Luca Ward parla della malattia di sua figlia

Anni di silenzio in cui Luca Ward non ha mai rivelato nulla del suo privato, se non quello che è comparso in relazione alle sue apparizioni televisive. Eppure, dopo tanto tempo, il doppiatore ha deciso di rivelare come insieme alla moglie, Giada Desideri, abbiano affrontato questa sfida così delicata:

Mia figlia ha la sindrome di Marfan, una malattia genetica rara che, nel suo caso, incide soprattutto sull’apparato scheletrico.

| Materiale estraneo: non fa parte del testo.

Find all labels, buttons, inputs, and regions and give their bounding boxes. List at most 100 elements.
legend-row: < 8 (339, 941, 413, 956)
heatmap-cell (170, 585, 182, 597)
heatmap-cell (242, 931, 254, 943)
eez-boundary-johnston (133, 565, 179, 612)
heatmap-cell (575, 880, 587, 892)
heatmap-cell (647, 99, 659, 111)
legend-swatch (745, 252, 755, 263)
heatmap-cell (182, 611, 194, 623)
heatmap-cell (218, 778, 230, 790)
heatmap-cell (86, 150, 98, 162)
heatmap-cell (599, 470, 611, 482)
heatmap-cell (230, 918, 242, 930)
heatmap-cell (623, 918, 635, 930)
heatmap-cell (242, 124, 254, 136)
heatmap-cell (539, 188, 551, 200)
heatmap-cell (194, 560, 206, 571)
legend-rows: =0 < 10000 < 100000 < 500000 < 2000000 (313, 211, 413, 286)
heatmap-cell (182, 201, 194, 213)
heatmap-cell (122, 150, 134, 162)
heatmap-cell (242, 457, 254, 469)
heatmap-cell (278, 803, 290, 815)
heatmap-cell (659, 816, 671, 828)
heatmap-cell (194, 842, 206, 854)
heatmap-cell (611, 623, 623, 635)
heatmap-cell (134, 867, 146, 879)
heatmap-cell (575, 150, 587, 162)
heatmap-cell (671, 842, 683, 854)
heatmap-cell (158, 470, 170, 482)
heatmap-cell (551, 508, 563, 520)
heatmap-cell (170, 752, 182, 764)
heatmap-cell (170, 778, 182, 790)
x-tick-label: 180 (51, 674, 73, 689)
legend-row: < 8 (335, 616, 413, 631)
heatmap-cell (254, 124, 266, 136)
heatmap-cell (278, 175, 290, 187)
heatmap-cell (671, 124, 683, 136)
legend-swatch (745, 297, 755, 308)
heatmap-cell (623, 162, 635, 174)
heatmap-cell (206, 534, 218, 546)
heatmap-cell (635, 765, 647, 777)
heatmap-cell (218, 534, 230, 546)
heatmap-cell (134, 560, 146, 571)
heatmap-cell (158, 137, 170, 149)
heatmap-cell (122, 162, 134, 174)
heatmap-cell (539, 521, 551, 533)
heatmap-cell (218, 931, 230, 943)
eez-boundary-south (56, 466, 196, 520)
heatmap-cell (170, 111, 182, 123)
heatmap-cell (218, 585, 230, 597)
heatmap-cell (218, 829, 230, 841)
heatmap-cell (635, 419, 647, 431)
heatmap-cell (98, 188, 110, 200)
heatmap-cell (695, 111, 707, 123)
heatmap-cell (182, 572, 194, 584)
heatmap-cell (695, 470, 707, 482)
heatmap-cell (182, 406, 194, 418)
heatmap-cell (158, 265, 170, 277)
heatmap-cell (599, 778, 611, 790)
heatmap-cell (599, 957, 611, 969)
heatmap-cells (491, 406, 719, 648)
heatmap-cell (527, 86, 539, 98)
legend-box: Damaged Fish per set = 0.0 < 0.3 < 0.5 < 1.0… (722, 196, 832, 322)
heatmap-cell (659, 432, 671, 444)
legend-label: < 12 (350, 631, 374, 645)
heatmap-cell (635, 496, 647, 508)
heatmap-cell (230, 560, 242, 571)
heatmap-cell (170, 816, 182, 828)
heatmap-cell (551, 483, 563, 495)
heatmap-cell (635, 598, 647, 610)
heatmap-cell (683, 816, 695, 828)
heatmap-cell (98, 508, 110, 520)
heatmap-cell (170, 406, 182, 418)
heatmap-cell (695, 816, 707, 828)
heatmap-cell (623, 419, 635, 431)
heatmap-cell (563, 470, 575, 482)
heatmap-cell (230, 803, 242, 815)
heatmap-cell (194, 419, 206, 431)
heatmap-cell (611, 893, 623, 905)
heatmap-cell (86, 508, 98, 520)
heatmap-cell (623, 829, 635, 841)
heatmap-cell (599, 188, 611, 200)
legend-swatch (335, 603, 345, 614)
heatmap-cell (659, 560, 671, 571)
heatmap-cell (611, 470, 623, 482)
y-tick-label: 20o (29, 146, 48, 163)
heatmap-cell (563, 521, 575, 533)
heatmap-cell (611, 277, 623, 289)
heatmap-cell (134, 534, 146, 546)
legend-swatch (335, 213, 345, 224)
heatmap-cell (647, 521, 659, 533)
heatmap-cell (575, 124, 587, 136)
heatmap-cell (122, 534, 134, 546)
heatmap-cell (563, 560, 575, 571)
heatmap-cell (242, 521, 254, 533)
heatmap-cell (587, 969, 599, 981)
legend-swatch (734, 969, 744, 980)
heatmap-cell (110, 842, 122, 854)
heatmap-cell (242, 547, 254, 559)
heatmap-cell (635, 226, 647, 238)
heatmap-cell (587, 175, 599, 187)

Lo sappiamo da nove anni e, d’accordo con lei, che ha 11 anni e con Giada, ho deciso di parlarne adesso perché la pandemia ci ha fatto capire che l’accelerazione sulla ricerca è possibile: i vaccini Covid li abbiamo avuti in pochissimo tempo grazie a fortissimi investimenti economici

Le difficoltà durante la pandemia

Durante la pandemia, però, sono emerse ulteriori difficoltà dal momento che, come è accaduto per molte altre patologie, non è stato sempre possibile poter portare avanti le cure necessarie e questo ha avuto, ovviamente, delle conseguenze sulle condizioni di salute di sua figlia: "Noi ci siamo trovati in guai seri perché Luna viene curata a Lione… A marzo 2020, doveva fare un corsetto nuovo e non ci è stato permesso di andare in Francia. Ora, la curvatura della sua schiena è al 68 per cento ed era invece al 32. Lo stop nelle cure ha provocato un aggravamento importantissimo. Ne parlo per far capire quanto la ricerca sia importante".